Inserting a change like this as a one off would cause lots of scrutiny, which would probably get it detected. Instead, the bad actor spent years contributing to the project before dropping this.
So, while writing the exploit might be a couple of hours work, actually pulling it off is quite a bit more difficult.
I don't think they were using complexity as the reason for that assumption, but instead goals. Adding security doesn't require a nation state's level of resources, but it is a more attractive feature for a nation state that wants to preserve it over time and prevent adversaries from making use of it.
This makes sense in closed source products where you'll never get to audit the source for such exploits, but little sense in open source projects where anyone can audit it.

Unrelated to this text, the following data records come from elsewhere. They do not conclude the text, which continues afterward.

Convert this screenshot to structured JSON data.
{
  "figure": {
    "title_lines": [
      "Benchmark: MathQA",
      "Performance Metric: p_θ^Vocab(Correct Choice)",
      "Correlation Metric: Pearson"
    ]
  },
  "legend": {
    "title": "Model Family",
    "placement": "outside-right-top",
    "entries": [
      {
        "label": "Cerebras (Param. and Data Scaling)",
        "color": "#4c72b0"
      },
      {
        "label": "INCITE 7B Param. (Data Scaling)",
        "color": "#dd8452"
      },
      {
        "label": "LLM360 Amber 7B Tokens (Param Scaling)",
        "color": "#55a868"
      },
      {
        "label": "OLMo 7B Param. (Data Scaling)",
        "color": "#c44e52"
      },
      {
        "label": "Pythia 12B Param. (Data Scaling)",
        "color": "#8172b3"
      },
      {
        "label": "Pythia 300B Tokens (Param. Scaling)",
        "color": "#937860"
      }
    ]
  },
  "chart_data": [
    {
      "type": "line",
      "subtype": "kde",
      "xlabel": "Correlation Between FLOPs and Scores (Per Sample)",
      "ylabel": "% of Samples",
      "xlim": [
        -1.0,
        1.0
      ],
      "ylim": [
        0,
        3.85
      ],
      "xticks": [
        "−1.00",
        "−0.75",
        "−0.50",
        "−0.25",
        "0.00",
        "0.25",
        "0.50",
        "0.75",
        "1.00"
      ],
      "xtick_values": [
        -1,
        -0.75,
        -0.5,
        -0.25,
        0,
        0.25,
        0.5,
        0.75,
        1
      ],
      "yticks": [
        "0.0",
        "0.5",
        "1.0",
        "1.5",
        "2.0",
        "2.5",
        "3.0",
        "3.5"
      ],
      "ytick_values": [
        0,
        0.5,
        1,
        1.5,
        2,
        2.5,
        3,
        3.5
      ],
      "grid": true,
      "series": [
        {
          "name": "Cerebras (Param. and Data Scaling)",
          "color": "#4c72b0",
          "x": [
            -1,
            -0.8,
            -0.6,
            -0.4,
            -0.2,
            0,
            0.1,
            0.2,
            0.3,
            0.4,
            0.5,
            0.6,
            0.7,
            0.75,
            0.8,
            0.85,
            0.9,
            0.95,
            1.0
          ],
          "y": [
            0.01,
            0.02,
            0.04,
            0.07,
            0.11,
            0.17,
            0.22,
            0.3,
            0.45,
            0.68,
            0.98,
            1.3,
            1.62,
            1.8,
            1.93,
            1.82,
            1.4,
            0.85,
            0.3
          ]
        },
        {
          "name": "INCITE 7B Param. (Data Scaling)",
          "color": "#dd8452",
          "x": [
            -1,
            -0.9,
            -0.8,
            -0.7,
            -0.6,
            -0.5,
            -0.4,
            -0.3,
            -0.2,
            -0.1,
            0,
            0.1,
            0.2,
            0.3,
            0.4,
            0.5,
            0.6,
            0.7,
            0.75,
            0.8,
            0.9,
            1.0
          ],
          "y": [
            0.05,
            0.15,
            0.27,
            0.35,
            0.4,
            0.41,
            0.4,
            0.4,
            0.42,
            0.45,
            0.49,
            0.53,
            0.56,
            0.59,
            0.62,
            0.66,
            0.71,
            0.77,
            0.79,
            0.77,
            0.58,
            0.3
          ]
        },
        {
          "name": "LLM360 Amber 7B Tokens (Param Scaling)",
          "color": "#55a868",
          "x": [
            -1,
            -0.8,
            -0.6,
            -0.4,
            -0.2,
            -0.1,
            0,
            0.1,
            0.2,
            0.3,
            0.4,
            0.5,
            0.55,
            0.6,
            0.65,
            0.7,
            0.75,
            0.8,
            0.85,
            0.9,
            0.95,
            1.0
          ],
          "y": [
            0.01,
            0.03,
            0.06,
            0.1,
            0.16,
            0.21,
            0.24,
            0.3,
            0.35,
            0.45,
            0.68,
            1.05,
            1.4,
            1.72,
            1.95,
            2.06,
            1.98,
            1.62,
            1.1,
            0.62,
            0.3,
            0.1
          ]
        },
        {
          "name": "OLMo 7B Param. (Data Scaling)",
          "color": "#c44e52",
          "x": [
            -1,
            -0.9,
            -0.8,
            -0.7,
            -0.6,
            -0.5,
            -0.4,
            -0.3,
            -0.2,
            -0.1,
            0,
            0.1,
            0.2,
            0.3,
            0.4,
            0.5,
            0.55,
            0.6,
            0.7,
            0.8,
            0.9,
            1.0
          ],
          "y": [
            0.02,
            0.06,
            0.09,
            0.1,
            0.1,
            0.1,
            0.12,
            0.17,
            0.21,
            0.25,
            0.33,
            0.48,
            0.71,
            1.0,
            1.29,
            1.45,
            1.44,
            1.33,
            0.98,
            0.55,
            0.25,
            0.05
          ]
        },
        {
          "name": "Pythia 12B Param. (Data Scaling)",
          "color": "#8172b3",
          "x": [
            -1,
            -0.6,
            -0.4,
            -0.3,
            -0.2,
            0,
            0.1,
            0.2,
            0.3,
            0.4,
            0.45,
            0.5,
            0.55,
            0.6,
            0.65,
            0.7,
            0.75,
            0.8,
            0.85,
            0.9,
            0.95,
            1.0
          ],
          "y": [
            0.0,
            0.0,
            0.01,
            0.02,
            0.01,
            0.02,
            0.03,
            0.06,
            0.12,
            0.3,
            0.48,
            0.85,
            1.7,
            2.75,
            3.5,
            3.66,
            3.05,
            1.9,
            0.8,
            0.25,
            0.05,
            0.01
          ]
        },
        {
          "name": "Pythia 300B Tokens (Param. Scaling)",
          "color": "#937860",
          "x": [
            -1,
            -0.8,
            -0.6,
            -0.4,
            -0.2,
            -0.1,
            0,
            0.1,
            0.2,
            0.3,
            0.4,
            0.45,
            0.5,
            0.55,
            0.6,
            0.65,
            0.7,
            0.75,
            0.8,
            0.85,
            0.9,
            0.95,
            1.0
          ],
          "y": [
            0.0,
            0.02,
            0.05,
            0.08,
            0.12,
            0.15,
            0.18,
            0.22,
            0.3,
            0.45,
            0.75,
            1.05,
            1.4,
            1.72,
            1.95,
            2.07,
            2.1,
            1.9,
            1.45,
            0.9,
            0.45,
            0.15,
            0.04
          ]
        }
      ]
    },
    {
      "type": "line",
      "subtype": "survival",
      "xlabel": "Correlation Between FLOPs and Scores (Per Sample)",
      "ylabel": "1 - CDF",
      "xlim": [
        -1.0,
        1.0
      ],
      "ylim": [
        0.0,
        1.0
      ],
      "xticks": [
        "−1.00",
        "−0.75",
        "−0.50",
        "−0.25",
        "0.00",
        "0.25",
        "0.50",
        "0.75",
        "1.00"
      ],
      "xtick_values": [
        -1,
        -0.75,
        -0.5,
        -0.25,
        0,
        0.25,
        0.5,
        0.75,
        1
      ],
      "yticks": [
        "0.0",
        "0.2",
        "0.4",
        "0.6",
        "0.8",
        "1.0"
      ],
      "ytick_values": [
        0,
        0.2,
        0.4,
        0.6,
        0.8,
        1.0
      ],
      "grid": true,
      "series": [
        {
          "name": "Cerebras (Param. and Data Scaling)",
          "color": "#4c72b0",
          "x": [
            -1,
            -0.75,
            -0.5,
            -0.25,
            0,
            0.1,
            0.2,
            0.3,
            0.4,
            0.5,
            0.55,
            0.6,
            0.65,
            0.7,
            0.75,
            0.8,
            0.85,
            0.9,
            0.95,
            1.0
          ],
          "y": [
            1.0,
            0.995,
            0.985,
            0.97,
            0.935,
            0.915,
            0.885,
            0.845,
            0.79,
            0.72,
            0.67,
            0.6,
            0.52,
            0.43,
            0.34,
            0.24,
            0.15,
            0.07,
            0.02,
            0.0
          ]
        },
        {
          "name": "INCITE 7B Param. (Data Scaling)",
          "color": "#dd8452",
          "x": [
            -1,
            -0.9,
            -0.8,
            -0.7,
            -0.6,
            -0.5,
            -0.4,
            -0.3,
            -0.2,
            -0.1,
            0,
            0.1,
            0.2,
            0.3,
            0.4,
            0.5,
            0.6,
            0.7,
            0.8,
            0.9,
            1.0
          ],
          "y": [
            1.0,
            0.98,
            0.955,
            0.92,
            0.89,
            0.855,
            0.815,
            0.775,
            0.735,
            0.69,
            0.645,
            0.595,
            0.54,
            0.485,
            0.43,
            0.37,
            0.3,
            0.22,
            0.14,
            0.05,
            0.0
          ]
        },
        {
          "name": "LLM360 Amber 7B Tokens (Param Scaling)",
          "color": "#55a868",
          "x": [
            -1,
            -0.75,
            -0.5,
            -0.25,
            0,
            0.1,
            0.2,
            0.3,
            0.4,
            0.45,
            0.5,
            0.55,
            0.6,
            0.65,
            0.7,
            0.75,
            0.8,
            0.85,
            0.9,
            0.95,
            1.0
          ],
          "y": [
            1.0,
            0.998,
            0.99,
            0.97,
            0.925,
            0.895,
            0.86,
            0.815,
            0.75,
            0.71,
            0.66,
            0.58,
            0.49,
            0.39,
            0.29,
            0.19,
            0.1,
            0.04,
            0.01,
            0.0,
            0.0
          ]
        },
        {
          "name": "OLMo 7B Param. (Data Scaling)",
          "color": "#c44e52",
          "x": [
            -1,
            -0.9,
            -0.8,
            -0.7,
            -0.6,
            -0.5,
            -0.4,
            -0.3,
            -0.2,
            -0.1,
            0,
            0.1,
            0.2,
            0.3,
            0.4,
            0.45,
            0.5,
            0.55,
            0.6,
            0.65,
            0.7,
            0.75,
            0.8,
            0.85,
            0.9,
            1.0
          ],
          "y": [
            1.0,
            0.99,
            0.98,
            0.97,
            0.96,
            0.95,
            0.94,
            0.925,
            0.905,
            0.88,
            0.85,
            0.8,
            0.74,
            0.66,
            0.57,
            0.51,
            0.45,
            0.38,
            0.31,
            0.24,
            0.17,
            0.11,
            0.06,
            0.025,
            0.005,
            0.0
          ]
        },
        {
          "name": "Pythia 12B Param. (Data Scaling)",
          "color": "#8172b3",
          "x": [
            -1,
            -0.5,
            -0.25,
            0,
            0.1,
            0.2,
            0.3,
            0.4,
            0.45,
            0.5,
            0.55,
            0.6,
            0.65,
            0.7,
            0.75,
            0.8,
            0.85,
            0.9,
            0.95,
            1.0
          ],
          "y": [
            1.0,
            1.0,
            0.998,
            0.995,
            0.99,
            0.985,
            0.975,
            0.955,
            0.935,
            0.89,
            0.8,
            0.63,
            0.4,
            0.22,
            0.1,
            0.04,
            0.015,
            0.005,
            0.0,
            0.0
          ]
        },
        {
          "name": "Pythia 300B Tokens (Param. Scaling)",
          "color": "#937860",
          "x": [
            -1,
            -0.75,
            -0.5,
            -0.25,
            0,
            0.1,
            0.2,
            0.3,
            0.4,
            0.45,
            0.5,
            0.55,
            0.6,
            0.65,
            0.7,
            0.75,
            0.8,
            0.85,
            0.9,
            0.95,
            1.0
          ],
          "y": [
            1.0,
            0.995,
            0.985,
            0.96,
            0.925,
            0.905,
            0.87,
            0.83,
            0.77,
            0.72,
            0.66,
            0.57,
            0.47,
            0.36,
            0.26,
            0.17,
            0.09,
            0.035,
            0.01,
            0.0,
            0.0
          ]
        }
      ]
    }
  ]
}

That's to say an enterprise router or switch would likely have secured exploits put there by corporate and national security agencies, whereas open source exploits would benefit from the probable deniability.
And on the contrary, creating a vulnerability that’s not identifiable to a limited attack group provides for a bit more deniability and anonymity. It’s hard to say which is more favorable by a nation-state actor.
An interesting angle: if this was somehow observed in use instead of getting discovered without observing use, there would be a glaring bright cui bono associated with what it was being used for.
Theoretically, I could even imagine that public key security motivated by some "mostly benign" actor who fell in love with the question "could I pull this off?" dreading the scenario of their future hacker superpower falling in the wrong hands. It's not entirely unthinkable that an alternative timeline where this was never discovered would only ever see this superbackdoor getting used for harmless pranks, winning bets and the like. In this unlikely scenario, the discovery, through the state actor and crime syndicate activities undoubtedly inspired by the discovery, would paradoxically lead to a less safe computing world than the alternative timeline where the person with the key had free RCE almost everywhere.
It'll be kind of tragic if this backdoor turns out to be the developer's pet "enable remote debugging" code, and they didn't mean for it to get out into a release. ;)
But if that was the case they wouldn't bother with the key. It'd be a one-and-done situation. It would be a stop-the-world event.
Now it looks more like nation-state spycraft.